Got over the flu a few days ago, so that was good. I was sick for a couple of days, then really sick, then better. So, whoop-whoop for that, eh?
Anyhow! I should be finished with the make-up time I was having to do for my massage therapy classes this up-coming tuesday, then I'll be starting my internship which, hopefully, will be short and sweet. After that I can get my temporary license and I'll be (literally!) in business. Not sure where I want to work yet, or if I'll wait until I'm nationally licensed and move off somewhere to start working.

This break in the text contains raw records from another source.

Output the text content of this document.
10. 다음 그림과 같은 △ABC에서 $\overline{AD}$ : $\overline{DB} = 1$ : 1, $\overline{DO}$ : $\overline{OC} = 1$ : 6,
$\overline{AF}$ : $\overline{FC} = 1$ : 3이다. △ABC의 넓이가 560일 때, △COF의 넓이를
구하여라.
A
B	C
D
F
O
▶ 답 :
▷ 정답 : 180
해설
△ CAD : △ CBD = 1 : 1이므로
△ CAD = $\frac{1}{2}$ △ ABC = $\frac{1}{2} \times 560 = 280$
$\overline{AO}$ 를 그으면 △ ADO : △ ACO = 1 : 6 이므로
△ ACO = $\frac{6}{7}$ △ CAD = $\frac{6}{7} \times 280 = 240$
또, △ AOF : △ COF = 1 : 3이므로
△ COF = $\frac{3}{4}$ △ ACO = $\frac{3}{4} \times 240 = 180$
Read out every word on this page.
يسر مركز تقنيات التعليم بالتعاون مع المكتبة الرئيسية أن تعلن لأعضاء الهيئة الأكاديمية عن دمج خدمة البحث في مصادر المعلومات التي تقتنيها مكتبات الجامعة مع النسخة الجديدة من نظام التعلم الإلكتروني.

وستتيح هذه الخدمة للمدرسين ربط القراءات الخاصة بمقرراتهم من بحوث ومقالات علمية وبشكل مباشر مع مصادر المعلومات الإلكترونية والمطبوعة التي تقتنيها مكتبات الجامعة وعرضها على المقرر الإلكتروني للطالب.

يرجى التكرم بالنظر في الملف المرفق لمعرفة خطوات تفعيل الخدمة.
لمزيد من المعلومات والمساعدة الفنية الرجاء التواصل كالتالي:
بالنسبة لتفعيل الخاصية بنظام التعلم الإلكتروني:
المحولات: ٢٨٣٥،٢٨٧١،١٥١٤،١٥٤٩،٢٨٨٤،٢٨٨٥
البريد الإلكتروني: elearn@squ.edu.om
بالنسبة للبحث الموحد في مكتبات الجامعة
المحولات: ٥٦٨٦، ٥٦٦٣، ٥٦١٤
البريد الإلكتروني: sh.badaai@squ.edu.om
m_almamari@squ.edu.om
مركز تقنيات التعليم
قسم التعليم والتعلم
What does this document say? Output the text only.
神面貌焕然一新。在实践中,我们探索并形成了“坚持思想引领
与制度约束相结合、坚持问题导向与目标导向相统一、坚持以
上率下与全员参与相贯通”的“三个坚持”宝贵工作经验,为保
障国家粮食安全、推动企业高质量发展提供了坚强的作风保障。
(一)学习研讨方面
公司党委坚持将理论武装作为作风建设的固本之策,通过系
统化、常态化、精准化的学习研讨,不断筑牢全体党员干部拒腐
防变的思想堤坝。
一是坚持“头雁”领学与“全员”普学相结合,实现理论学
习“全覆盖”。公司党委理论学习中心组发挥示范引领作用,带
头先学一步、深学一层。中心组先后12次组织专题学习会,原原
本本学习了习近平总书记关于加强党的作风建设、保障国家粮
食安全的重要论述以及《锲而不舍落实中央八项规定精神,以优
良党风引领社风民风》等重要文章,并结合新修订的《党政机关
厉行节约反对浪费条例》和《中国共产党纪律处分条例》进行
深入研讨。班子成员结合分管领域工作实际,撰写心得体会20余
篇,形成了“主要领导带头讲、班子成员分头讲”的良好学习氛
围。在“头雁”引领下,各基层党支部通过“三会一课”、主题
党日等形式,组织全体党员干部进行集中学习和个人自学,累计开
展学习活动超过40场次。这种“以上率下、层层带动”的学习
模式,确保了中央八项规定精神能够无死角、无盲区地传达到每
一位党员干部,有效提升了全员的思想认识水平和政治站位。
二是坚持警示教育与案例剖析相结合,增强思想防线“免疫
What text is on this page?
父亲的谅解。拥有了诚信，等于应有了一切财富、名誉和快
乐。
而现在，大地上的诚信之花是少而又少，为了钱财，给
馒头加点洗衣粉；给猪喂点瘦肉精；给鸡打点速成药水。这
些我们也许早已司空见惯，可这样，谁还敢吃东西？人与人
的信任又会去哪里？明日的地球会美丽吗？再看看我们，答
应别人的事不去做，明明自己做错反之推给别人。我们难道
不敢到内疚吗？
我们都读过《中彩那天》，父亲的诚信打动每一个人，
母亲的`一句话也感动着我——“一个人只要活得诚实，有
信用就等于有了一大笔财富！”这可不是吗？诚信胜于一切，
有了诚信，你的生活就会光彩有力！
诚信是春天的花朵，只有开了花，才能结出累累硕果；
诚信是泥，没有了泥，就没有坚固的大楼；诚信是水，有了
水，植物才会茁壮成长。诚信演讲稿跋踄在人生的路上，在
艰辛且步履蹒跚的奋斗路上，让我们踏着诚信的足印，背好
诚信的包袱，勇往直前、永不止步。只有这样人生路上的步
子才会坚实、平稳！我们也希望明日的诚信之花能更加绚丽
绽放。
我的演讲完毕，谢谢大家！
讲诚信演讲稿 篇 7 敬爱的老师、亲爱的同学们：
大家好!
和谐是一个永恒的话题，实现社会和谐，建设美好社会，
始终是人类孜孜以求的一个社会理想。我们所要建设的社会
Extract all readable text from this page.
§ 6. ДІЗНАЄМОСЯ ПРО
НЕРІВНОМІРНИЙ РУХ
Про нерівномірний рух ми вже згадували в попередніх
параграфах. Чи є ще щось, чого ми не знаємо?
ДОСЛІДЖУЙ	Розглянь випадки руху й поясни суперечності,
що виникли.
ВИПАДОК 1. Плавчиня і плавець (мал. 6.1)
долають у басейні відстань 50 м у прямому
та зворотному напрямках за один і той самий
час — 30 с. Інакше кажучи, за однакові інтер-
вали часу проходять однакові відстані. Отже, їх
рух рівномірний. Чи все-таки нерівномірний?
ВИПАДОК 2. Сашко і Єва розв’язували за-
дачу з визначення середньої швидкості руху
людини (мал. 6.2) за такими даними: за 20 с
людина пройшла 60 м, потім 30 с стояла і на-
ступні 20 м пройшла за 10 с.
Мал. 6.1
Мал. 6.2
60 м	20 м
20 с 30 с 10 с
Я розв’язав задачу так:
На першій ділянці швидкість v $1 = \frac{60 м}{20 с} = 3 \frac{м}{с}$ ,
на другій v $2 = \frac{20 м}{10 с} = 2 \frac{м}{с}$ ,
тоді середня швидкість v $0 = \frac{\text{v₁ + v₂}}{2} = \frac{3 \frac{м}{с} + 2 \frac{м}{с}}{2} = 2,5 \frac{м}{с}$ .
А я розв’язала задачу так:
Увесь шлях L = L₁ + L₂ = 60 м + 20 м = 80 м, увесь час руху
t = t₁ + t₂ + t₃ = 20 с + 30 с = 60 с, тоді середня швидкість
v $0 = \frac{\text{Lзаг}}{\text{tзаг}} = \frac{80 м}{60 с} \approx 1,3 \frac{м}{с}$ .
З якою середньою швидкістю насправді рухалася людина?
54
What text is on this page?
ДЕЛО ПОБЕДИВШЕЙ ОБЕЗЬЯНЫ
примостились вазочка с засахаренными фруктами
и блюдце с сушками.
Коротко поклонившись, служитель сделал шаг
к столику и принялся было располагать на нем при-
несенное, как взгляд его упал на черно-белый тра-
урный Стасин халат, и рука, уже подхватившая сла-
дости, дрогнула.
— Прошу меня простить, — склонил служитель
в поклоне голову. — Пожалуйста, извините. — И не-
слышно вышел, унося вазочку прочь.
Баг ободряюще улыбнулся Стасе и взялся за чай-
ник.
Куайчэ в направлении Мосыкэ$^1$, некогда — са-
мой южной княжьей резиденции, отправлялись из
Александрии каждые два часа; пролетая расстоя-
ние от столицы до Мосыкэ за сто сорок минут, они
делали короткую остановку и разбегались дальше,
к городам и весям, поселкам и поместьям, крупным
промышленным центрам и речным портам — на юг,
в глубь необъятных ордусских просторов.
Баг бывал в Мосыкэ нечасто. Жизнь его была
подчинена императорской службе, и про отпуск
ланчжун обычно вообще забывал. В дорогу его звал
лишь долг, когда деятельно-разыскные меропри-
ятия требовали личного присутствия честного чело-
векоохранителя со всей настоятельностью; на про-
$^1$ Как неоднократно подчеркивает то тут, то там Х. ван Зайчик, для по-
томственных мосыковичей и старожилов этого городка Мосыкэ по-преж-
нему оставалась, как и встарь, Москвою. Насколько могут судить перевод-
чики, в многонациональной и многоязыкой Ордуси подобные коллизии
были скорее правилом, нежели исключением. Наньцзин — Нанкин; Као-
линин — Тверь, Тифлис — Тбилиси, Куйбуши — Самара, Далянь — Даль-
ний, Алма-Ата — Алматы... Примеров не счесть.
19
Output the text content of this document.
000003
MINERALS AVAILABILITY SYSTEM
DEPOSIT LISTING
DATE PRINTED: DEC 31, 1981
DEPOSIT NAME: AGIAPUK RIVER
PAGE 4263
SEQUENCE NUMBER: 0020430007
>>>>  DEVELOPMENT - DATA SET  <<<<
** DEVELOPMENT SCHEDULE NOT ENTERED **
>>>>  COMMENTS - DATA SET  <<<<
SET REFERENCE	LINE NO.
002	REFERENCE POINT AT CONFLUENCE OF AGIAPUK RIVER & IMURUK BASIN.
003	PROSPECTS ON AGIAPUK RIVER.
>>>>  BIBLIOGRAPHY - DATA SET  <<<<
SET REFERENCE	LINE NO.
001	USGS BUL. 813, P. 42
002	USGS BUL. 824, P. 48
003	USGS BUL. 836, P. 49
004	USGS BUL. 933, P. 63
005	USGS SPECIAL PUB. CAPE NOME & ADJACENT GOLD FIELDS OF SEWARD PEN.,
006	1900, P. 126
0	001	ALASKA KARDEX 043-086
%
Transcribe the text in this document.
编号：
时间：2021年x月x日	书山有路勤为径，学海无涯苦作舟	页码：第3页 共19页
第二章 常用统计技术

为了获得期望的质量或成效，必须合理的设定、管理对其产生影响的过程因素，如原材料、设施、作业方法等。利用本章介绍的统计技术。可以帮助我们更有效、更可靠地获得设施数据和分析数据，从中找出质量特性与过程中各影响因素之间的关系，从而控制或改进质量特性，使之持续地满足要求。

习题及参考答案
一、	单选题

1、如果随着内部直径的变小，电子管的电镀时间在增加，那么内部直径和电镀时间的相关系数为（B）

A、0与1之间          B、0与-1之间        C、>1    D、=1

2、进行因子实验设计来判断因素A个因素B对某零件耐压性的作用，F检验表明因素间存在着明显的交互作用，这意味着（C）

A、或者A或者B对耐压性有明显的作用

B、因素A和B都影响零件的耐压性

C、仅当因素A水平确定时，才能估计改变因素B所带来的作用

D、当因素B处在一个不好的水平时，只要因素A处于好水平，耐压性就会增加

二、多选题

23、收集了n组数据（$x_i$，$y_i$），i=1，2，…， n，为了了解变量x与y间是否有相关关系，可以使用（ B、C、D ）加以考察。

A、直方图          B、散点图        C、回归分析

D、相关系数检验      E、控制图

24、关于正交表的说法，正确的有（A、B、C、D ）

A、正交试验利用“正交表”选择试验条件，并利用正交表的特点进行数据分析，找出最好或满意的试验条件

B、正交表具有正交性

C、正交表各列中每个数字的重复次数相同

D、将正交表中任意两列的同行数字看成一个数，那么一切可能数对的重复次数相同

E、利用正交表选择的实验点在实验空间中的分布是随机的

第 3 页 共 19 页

Life's been hectic as of late, or it feels like it anyway. I've been thinking a lot about what I wanna do in the next few years. It all feels like everythings rushing forward and I don't have any time to really do what I want to. As things are, I'm just trying to get myself established somewhere, get a place that's -mine- and start making a living. Secondary things I've thought about are my hobbies and interests, and what ones are actually things I want to continue pursuing.
I've been having trouble lately pinning down my interests or being able to point at one thing and say I enjoy it. It's strange. I feel... adrift. Like I don't really have anything I can hang onto and say 'This is me' or 'I've done this'. I don't know if it's depressing, or if I'm just apathetic about it.
Ah well. That's not all I have to say, but it's all I have to write.